Tanpa aba-aba, Matthew memeluk erat pundak Brianna.
"Kau kedinginan?" tanya Matthew dengan suara keras sambil memandang Brianna.
Wanita itu tahu bahwa Matthew sedang mencoba untuk menunjukkan rasa sayangnya yang hanya pura-pura itu di hadapan Grey. Tapi, senyuman itu. Brianna tak bisa memungkiri itu adalah sebuah hal yang menakjubkan.
Brianna mengangguk.
"Aku akan memelukmu sampai di kamar," ucapnya.
Ucapan yang harusnya memang benar-benar menunjukkan kemesraan antara suami istri itu sayangnya hanyalah pura-pura.
Pelukan ini begitu hangat. Sepertinya sudah lama Brianna tak mendapat perlakuan macam ini dari seorang pria. Bahkan, ayahnya pun tak pernah memperlakukannya dengan cara macam ini.
Ah, ya. Pria itu. Apa kabar dia sekarang? Brianna berharap Pak Tua itu sehat selalu selama Brianna mencari uang di samping Matthew,
Brianna tersentak saat Matthew mengetuk pintu kamar hotel dan membuyarkan lamunannya.
"Larry mengajak kita makan bersama.
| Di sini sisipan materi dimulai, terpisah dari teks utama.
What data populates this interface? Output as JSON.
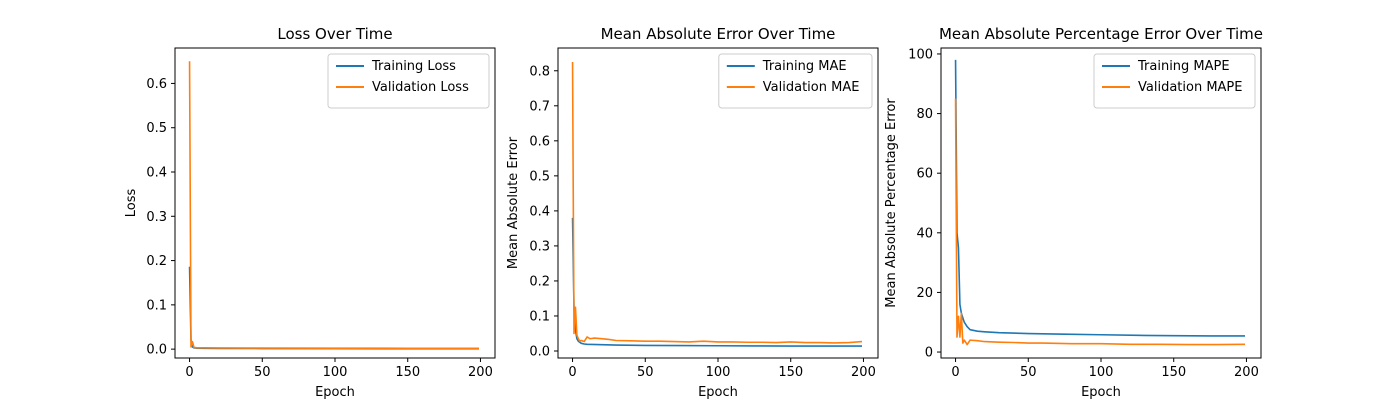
{
  "chart_data": [
    {
      "type": "line",
      "title": "Loss Over Time",
      "xlabel": "Epoch",
      "ylabel": "Loss",
      "xlim": [
        -10,
        210
      ],
      "ylim": [
        -0.02,
        0.68
      ],
      "xticks": [
        0,
        50,
        100,
        150,
        200
      ],
      "yticks": [
        0.0,
        0.1,
        0.2,
        0.3,
        0.4,
        0.5,
        0.6
      ],
      "ytick_labels": [
        "0.0",
        "0.1",
        "0.2",
        "0.3",
        "0.4",
        "0.5",
        "0.6"
      ],
      "legend": "top-right",
      "series": [
        {
          "name": "Training Loss",
          "color": "#1f77b4",
          "x": [
            0,
            1,
            2,
            3,
            5,
            10,
            20,
            50,
            100,
            150,
            199
          ],
          "y": [
            0.186,
            0.02,
            0.005,
            0.003,
            0.002,
            0.0018,
            0.0016,
            0.0014,
            0.0012,
            0.0011,
            0.001
          ]
        },
        {
          "name": "Validation Loss",
          "color": "#ff7f0e",
          "x": [
            0,
            1,
            2,
            3,
            5,
            10,
            20,
            50,
            100,
            150,
            199
          ],
          "y": [
            0.65,
            0.005,
            0.017,
            0.004,
            0.003,
            0.003,
            0.0028,
            0.0025,
            0.0022,
            0.002,
            0.002
          ]
        }
      ]
    },
    {
      "type": "line",
      "title": "Mean Absolute Error Over Time",
      "xlabel": "Epoch",
      "ylabel": "Mean Absolute Error",
      "xlim": [
        -10,
        210
      ],
      "ylim": [
        -0.02,
        0.865
      ],
      "xticks": [
        0,
        50,
        100,
        150,
        200
      ],
      "yticks": [
        0.0,
        0.1,
        0.2,
        0.3,
        0.4,
        0.5,
        0.6,
        0.7,
        0.8
      ],
      "ytick_labels": [
        "0.0",
        "0.1",
        "0.2",
        "0.3",
        "0.4",
        "0.5",
        "0.6",
        "0.7",
        "0.8"
      ],
      "legend": "top-right",
      "series": [
        {
          "name": "Training MAE",
          "color": "#1f77b4",
          "x": [
            0,
            1,
            2,
            3,
            4,
            6,
            8,
            10,
            20,
            30,
            50,
            75,
            100,
            125,
            150,
            175,
            199
          ],
          "y": [
            0.38,
            0.12,
            0.06,
            0.035,
            0.028,
            0.022,
            0.02,
            0.019,
            0.018,
            0.017,
            0.016,
            0.0155,
            0.015,
            0.0145,
            0.014,
            0.014,
            0.014
          ]
        },
        {
          "name": "Validation MAE",
          "color": "#ff7f0e",
          "x": [
            0,
            1,
            2,
            3,
            4,
            5,
            6,
            8,
            10,
            12,
            15,
            20,
            25,
            30,
            40,
            50,
            60,
            70,
            80,
            90,
            100,
            110,
            120,
            130,
            140,
            150,
            160,
            170,
            180,
            190,
            199
          ],
          "y": [
            0.825,
            0.05,
            0.125,
            0.045,
            0.035,
            0.028,
            0.03,
            0.027,
            0.04,
            0.035,
            0.037,
            0.035,
            0.033,
            0.03,
            0.029,
            0.028,
            0.028,
            0.027,
            0.026,
            0.028,
            0.026,
            0.026,
            0.025,
            0.025,
            0.024,
            0.026,
            0.024,
            0.024,
            0.023,
            0.024,
            0.027
          ]
        }
      ]
    },
    {
      "type": "line",
      "title": "Mean Absolute Percentage Error Over Time",
      "xlabel": "Epoch",
      "ylabel": "Mean Absolute Percentage Error",
      "xlim": [
        -10,
        210
      ],
      "ylim": [
        -2,
        102
      ],
      "xticks": [
        0,
        50,
        100,
        150,
        200
      ],
      "yticks": [
        0,
        20,
        40,
        60,
        80,
        100
      ],
      "ytick_labels": [
        "0",
        "20",
        "40",
        "60",
        "80",
        "100"
      ],
      "legend": "top-right",
      "series": [
        {
          "name": "Training MAPE",
          "color": "#1f77b4",
          "x": [
            0,
            1,
            2,
            3,
            4,
            6,
            8,
            10,
            15,
            20,
            30,
            50,
            75,
            100,
            125,
            150,
            175,
            199
          ],
          "y": [
            98,
            40,
            35,
            16,
            13,
            10,
            8.5,
            7.5,
            7,
            6.8,
            6.5,
            6.2,
            6,
            5.8,
            5.6,
            5.5,
            5.4,
            5.4
          ]
        },
        {
          "name": "Validation MAPE",
          "color": "#ff7f0e",
          "x": [
            0,
            1,
            2,
            3,
            4,
            5,
            6,
            8,
            10,
            15,
            20,
            30,
            40,
            50,
            60,
            80,
            100,
            120,
            140,
            160,
            180,
            199
          ],
          "y": [
            85,
            5,
            12,
            5,
            13,
            3,
            4,
            2.5,
            4,
            3.8,
            3.5,
            3.3,
            3.2,
            3,
            3,
            2.8,
            2.8,
            2.6,
            2.6,
            2.5,
            2.5,
            2.6
          ]
        }
      ]
    }
  ]
}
Dia membuat sarapan untuk para tamu hotel. Bergabunglah bersama kami," ucap Matthew yang bersembunyi di balik pintu.
Brianna mengangguk dan mengikuti langkah pria itu ke ruang makan yang tak kalah kuno. Ada beberapa pasangan yang juga menginap di hotel itu. Beberapa dari mereka menyadari bahwa Brianna dan Matthew adalah pasangan yang beberapa hari ini ramai diperbincangkan.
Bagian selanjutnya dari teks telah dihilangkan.